Quem já não desejou deixar-se ficar esquecido num museu e passar lá a noite, no meio das grandes obras da pintura mundial? Ficar horas a olhar para um Bosch, absorvendo cada detalhe, sem ter de espreitar por entre ombros e cabeças. Sentir que as personagens ganham vida e que saem dos quadros para encher a sala. Começar a ver a realidade a derreter diante dos olhos, como os relógios de Dalí. Mas não é fácil passar a noite num museu. A escritora franco-marroquina Leïla Slimani fê-lo, no ano passado, quando foi convidada para passar uma noite num museu de arte contemporânea, em Veneza. Da inspiração que essa experiência lhe trouxe nasceu o livro O Perfume das Flores à Noite. Para nós, comuns mortais que dificilmente seremos convidados para tal coisa, mas que gostaríamos de ter uma experiência mais íntima com a arte, qual é a alternativa? Pois acontece que a alternativa é bastante agradável – um espetáculo imersivo intitulado Quadros Vivos de Caravaggio, que decorre na igreja de Nossa Senhora da Conceição, no Porto, entre os dias 23 e 26 de novembro.

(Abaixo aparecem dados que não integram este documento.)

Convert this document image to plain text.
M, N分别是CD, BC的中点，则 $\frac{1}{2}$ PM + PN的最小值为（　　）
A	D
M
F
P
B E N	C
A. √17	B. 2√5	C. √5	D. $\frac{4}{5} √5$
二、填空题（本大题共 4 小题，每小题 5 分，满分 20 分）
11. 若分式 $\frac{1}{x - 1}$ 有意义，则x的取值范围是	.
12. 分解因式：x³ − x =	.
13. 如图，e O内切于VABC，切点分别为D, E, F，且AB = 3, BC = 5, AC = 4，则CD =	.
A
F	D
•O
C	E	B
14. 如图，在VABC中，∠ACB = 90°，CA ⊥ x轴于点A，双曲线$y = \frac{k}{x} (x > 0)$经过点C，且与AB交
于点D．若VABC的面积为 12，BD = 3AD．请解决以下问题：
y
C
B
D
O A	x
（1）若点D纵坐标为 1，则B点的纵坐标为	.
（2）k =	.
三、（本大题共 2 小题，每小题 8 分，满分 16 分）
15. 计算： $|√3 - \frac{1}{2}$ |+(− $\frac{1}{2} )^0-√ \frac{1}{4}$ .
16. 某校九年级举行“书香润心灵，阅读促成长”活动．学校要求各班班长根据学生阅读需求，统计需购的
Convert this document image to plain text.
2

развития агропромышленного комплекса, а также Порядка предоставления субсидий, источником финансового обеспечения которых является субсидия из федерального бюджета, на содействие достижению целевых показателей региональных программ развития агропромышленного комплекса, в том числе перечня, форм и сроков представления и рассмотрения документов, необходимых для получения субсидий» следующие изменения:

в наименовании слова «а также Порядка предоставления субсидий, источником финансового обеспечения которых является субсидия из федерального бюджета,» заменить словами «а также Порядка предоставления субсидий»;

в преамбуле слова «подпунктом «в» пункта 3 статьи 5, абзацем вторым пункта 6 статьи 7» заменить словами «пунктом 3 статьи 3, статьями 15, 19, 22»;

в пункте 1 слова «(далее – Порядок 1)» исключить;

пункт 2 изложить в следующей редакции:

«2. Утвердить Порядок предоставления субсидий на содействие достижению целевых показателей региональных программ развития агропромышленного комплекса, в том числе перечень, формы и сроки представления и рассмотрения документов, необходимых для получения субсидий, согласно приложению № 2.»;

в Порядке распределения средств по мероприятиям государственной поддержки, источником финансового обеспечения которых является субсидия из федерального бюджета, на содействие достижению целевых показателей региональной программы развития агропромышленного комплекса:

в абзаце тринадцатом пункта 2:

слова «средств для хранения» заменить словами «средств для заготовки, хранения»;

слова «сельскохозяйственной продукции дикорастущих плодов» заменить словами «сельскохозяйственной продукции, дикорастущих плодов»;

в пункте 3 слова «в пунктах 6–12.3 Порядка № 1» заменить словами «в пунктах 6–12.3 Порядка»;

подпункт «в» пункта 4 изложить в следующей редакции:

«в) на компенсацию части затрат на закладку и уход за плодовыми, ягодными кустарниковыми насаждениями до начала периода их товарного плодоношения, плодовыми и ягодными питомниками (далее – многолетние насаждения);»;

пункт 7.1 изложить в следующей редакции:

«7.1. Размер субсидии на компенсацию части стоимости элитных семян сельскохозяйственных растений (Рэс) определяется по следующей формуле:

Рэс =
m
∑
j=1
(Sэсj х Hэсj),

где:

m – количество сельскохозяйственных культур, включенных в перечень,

Isto significa que durante quatro dias, os visitantes terão a oportunidade de ver 21 das mais emblemáticas obras do pintor italiano Caravaggio ganharem vida, numa nova temporada da dramatização dirigida pelo encenador português Ricardo Barceló. Ao todo, haverá seis sessões de 60 minutos em que quadros como Judite e Holofernes, Sacrifício de Isaac, Flagelação de Cristo e A Morte da Virgem se vão construindo e destruindo diante dos olhos dos espectadores. A encenação decorre ao som de Missa em B menor de Johann Sebastian Bach. Uma escolha certeira uma vez que tanto Bach como Caravaggio são, cada um na sua área, expoentes máximos da arte barroca – isto, apesar de não terem sido contemporâneos, com Bach a nascer 75 anos depois da morte de Caravaggio.
Ainda assim, o dramatismo e religiosidade de algumas das peças de Bach combinam na perfeição com as obras de Caravaggio que têm, em grande parte, inspiração em cenas bíblicas. Se em Bach encontramos o dramatismo do som e da composição, em Caravaggio somos confrontados com o dramatismo da luz, com o uso da técnica chiaroscuro que ficou conhecida como Tenebrismo. Significa que nas obras de Caravaggio a luz (ou falta dela) é quase uma personagem. Para transmitir essa sensação, Ricardo Barceló usou uma iluminação especial que emula o efeito luminoso dos quadros do pintor. Já a expressão facial dos modelos recria a realidade crua e palpável (literalmente, neste caso) das suas pinturas.
A primeira temporada deste espetáculo decorreu no ano passado, com a estreia na igreja de Santo Ildefonso, no Porto, seguindo-se edições em Lisboa e várias digressões pelo país. E regressa agora ao Porto, para quem perdeu a primeira oportunidade ou até para quem queira rever. Os bilhetes estão disponíveis online e a entrada é condicionada à aquisição do catálogo das obras a dramatizar.